The Dutch university has been researching the potential of the aircraft, originally thought up by TU Berlin student Justus Benad.

The Flying-V would be a highly energy-efficient long-distance plane with the passenger cabin, cargo hold and fuel tanks in the wings, creating a v-shape.

The team working on the aircraft say its aerodynamic shape and reduced weight will mean it uses 20 per cent less fuel than the industry-leading Airbus A350. It would have the same wing span but be shorter than an A350, allowing it to use existing infrastructure.

It could also carry the same number of passengers and amount of cargo.

However it has “less inflow surface area compared to the available amount of volume,” according to Dr Roelof Vos, project leader at Delft University.

“The result is less resistance. That means the Flying-V needs less fuel for the same distance.”

KLM today said it would contribute to the project “in anticipation and support of sustainable long-distance flight in the future.”

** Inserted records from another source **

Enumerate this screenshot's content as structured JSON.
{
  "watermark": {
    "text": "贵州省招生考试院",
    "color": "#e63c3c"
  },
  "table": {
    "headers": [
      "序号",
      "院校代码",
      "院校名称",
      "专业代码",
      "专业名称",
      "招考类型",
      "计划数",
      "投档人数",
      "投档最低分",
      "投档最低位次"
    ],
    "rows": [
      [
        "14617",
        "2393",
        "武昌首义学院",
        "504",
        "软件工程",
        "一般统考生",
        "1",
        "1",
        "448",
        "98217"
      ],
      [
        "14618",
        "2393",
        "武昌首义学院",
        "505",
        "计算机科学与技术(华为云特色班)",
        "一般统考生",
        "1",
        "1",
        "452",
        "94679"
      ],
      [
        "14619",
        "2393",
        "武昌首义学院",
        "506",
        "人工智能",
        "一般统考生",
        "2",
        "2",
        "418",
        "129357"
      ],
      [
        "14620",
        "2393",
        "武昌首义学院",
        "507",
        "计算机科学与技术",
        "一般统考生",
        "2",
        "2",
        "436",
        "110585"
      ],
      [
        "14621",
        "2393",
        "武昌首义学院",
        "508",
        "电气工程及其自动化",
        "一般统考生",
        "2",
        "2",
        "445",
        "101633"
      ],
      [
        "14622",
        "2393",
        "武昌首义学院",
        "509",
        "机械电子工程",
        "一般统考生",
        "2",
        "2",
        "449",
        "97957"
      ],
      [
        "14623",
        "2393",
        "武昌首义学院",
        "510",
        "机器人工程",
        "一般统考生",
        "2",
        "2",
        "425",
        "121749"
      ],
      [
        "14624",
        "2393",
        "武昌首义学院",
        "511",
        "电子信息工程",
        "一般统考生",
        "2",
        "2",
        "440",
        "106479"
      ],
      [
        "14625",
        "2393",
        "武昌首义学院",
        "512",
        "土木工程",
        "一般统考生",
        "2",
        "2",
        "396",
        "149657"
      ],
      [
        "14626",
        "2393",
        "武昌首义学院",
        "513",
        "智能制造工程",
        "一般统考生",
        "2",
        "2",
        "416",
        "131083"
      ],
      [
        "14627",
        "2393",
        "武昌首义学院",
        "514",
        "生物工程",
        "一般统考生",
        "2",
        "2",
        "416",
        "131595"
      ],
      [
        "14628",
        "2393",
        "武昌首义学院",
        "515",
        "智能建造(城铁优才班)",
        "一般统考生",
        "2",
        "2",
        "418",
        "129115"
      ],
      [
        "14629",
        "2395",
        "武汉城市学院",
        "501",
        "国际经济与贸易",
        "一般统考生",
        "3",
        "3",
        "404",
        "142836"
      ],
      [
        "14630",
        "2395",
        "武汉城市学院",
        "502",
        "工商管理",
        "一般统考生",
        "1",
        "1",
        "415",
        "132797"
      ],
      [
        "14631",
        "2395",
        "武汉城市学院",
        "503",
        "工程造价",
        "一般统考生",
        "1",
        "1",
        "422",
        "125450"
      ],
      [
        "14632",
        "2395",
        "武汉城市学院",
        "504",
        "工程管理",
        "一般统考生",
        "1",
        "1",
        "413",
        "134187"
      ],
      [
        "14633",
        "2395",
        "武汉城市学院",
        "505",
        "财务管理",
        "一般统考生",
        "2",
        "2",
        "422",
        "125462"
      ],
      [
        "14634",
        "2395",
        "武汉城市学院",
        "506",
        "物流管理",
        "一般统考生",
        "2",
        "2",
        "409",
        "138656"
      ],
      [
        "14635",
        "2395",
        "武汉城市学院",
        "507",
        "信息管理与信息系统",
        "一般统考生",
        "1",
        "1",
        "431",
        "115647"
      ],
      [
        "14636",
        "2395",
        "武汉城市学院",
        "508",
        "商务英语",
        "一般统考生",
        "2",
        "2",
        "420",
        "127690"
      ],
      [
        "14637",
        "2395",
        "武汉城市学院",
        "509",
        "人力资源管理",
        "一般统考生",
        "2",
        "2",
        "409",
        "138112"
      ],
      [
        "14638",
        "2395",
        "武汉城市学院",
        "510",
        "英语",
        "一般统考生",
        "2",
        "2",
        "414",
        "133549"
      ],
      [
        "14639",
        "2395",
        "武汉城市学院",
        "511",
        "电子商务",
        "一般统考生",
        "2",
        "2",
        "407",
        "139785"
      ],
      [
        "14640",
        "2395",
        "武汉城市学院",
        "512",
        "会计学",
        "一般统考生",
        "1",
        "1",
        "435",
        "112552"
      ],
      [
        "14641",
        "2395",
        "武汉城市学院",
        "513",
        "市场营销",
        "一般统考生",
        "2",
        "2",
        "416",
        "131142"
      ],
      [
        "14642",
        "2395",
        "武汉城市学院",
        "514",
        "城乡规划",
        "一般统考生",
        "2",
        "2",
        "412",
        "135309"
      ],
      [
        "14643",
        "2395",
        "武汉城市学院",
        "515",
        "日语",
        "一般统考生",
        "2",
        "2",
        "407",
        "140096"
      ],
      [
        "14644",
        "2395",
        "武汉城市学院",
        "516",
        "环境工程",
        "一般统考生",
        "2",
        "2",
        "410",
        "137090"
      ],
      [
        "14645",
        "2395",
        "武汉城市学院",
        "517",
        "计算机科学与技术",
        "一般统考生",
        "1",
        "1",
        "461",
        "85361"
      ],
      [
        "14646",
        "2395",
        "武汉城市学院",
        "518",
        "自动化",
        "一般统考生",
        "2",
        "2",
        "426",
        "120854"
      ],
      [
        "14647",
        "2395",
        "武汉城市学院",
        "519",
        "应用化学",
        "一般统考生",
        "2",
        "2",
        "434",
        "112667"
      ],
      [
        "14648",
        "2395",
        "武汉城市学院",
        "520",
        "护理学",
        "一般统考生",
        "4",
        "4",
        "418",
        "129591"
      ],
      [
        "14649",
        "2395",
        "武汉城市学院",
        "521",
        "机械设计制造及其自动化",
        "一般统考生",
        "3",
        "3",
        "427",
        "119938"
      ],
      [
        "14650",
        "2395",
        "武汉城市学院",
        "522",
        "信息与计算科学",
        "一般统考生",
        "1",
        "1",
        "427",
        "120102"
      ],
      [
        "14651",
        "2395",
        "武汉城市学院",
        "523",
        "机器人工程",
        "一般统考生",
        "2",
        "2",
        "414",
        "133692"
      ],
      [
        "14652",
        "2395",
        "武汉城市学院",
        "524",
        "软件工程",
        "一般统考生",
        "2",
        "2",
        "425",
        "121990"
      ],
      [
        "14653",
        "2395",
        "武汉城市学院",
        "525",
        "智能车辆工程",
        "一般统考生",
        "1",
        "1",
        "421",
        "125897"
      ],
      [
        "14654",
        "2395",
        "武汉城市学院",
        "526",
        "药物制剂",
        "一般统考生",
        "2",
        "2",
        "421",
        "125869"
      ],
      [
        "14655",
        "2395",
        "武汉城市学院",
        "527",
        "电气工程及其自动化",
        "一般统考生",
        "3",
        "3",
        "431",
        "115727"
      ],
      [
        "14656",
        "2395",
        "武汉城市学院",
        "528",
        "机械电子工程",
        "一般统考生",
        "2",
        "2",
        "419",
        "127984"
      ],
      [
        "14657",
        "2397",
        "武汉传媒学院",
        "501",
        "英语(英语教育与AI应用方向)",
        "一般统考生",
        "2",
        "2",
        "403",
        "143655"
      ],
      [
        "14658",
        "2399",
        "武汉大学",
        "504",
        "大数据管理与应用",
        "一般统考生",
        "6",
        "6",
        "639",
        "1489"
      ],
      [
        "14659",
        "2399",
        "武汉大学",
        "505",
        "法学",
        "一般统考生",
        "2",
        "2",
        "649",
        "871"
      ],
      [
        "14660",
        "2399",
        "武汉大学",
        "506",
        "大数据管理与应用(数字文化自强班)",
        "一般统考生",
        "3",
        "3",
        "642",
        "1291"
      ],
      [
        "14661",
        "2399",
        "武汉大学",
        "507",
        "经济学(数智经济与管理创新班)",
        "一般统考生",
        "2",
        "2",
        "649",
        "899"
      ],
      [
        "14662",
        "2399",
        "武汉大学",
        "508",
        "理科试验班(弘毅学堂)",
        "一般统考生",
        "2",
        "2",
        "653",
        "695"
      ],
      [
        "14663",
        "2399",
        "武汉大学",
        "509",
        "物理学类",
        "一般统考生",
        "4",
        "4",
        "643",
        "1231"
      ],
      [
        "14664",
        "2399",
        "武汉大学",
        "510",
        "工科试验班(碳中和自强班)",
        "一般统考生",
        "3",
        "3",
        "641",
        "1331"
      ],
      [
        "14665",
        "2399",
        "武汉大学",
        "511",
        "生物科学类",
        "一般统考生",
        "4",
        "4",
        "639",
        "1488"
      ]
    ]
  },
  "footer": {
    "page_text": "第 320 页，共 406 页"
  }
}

It also announced that a flying scale model and a full-size section of the interior of the Flying-V will be presented at Schiphol Airport in October, at an event to mark the airline’s 100th anniversary.

It believes the aircraft will provide an opportunity to improve the passenger experience, with new ways of approaching seat layout and design.

Interiors would be as lightweight as possible in order to maximise efficiency.

KLM President and CEO Pieter Elbers said: “The development of aviation has given the world a great deal, offering us an opportunity to connect people. This privilege is paired with a huge responsibility for our planet.

“KLM takes this very seriously and has therefore been investing in sustainability at different levels for many years, enabling it to develop a broad spectrum of sustainability initiatives.

“We are proud of our progressive cooperative relationship with TU Delft, which ties in well with KLM’s strategy and serves as an important milestone for us on the road to scaling-up sustainable aviation.”

The airline recently pledged to buy 75,000 tonnes of sustainable aviation fuel a year for ten years, and invest in Europe’s first dedicated plant for the production of sustainable fuels.